1989 song by Mariya Takeuchi

"Single Again" (シングル・アゲイン, Shinguru Agein) is a song by Japanese singer-songwriter Mariya Takeuchi from her eighth studio album Quiet Life (1992). Her 18th single overall, it was released on September 12, 1989 as the first single from the album through Moon Records. Takeuchi wrote the song and produced by her husband Tatsuro Yamashita.

== Background ==
"Single Again" was used as the eighth opening theme of NTV's Kayō Suspense Gekijō (火曜サスペンス劇場, Kayō Sasupensu Gekijō).

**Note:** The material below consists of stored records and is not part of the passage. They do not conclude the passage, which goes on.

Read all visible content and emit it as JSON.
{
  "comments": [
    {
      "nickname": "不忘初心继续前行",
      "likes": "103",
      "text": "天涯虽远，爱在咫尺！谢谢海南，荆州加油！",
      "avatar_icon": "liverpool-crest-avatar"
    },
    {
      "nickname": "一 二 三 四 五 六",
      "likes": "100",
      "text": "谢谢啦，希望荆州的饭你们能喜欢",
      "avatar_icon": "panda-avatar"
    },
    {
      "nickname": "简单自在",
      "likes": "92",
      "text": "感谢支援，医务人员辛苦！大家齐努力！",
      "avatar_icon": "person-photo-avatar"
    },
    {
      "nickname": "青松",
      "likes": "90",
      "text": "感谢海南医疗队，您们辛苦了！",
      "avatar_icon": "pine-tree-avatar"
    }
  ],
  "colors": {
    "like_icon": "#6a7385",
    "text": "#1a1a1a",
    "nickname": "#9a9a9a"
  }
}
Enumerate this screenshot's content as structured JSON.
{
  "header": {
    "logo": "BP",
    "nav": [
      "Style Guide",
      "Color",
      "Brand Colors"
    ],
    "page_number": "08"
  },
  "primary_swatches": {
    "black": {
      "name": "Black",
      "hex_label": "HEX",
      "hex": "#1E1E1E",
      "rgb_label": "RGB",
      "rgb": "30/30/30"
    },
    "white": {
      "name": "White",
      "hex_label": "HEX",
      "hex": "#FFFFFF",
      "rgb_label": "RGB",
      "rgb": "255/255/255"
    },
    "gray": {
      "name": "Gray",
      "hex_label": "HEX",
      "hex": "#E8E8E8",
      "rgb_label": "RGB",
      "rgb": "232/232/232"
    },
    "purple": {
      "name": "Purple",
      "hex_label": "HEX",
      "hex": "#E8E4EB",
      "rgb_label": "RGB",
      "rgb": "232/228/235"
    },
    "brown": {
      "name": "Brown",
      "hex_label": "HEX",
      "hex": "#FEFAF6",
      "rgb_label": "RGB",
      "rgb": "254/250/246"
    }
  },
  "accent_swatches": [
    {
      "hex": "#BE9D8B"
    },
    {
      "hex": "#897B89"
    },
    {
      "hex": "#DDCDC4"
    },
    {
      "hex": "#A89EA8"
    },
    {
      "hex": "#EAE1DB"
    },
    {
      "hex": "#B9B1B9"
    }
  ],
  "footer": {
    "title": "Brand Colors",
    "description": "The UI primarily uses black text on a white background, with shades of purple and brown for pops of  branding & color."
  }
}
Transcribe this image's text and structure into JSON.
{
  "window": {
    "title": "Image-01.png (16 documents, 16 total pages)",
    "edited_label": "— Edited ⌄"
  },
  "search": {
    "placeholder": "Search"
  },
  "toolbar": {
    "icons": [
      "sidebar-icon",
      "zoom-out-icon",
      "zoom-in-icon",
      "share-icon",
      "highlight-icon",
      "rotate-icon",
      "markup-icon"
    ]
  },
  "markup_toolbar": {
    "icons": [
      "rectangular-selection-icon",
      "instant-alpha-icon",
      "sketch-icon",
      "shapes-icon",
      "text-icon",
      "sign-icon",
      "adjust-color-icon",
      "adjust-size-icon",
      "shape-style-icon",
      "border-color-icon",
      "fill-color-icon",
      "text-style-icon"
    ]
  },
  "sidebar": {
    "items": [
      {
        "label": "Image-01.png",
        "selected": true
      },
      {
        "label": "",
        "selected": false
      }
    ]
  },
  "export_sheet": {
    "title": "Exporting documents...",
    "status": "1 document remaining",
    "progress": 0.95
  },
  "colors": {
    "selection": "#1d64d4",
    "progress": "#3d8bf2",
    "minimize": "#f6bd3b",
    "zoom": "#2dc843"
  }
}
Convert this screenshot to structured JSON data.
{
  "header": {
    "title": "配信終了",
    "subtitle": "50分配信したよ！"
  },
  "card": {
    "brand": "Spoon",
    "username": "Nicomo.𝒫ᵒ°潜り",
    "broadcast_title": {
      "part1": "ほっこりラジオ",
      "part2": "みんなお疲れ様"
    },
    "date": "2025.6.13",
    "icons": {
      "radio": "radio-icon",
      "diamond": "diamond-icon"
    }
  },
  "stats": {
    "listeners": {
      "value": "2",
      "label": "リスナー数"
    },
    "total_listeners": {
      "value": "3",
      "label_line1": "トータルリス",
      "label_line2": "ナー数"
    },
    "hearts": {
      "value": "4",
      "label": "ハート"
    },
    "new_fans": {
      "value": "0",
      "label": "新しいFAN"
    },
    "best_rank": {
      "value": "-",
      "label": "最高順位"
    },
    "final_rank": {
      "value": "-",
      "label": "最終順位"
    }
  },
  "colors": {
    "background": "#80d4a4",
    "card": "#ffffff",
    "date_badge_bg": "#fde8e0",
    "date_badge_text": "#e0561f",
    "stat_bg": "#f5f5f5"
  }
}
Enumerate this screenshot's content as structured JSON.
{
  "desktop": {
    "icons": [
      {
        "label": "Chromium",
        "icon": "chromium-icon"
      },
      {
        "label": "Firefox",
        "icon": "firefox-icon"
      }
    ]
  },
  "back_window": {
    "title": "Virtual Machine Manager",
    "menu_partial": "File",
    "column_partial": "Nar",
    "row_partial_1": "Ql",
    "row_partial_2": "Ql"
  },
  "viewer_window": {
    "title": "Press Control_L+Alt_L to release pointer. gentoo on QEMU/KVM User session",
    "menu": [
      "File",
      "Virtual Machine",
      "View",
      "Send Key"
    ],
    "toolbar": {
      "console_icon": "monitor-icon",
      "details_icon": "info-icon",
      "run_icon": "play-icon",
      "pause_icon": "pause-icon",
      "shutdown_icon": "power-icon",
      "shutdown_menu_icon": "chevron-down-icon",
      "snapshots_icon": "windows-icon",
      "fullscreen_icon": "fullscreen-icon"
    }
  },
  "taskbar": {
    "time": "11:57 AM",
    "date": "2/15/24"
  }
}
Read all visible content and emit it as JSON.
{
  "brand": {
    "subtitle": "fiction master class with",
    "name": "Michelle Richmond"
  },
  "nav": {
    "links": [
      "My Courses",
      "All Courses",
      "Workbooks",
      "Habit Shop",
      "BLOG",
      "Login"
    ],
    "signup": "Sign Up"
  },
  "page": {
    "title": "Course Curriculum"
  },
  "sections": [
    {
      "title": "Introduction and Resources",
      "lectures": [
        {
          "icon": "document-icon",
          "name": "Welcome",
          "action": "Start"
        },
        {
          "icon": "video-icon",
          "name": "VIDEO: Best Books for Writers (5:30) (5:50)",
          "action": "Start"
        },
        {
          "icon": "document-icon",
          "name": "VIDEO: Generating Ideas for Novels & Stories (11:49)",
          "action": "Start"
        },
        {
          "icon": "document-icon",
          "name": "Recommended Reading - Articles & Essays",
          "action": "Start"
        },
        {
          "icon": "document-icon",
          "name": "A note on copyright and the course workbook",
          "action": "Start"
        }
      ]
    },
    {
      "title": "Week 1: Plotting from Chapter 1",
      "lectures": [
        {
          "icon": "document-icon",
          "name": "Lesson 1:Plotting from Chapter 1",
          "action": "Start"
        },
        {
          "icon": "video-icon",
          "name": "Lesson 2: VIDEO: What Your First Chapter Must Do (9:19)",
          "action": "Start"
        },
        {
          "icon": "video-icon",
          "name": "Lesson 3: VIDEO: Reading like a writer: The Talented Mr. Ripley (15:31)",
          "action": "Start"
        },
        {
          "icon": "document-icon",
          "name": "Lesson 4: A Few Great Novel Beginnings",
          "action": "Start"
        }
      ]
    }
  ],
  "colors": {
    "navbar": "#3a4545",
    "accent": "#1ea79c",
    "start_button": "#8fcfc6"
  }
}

The song is about a woman's feelings when she hears rumors of a divorced man marrying another woman, thus making her feel "single again".

== Chart performance ==
"Single Again" peaked at No. 2 on Oricon's weekly singles chart. It was certified platinum by the RIAJ in May 1992.

== Track listing ==

7" vinyl / 8 cm CD single
| No. | Title | Arrangement | Length |
|---|---|---|---|
| 1. | "Single Again" (Shinguru Agein (シングル・アゲイン)) | Tatsuro Yamashita; Katsuhisa Hattori (strings); | 4:26 |
| 2. | "Hey! Baby" | Yamashita | 3:50 |
| Total length: |  |  | 8:16 |

== Charts ==

| Chart (1989) | Peak position |
|---|---|
| Japan (Oricon Singles Chart) | 2 |

== Certification ==

| Region | Certification | Certified units/sales |
| Japan (RIAJ) | Platinum | 400,000^{^} |
^{^} Shipments figures based on certification alone.

== Cover versions ==
- Kaori Kozai covered the song on her 1990 compilation album Koibune: Best Hits.
- Sammi Cheng covered the song in Cantonese as "Líbié" (離別, "Parting") on her 1990 album Sammi.
- Rodel Naval covered the song in Tagalog as "Lumayo Ka Man" ("Even If You Go Away") in 1990.
- Grasshopper covered the song in Cantonese as "Yuánliàng wǒ shì wǒ" (原諒我是我, "Forgive Me for Being Myself") on their 1993 album Shìjiè huì biàn dé hěn měi (世界會變得很美, The World Will Become Beautiful). They also recorded the song in Mandarin as "Wùhuì" (誤會, "Misunderstanding") on their 1994 album Ànliàn de dàijià (暗戀的代價, The Price of Secret Love).
- Akina Nakamori covered the song on her 2002 covers album Zero Album: Utahime 2.
- Phoebe Snow covered the song in English on the 2002 tribute album Sincerely: Mariya Takeuchi Songbook.
- Hideaki Tokunaga covered the song on his 2006 covers album Vocalist 2.
- Yasushi Nakanishi covered the song on his 2007 covers album Standards.
- Yūji Nakada covered the song on his 2014 covers album Song Composite.
- Juju covered the song on her 2014 covers album Request II.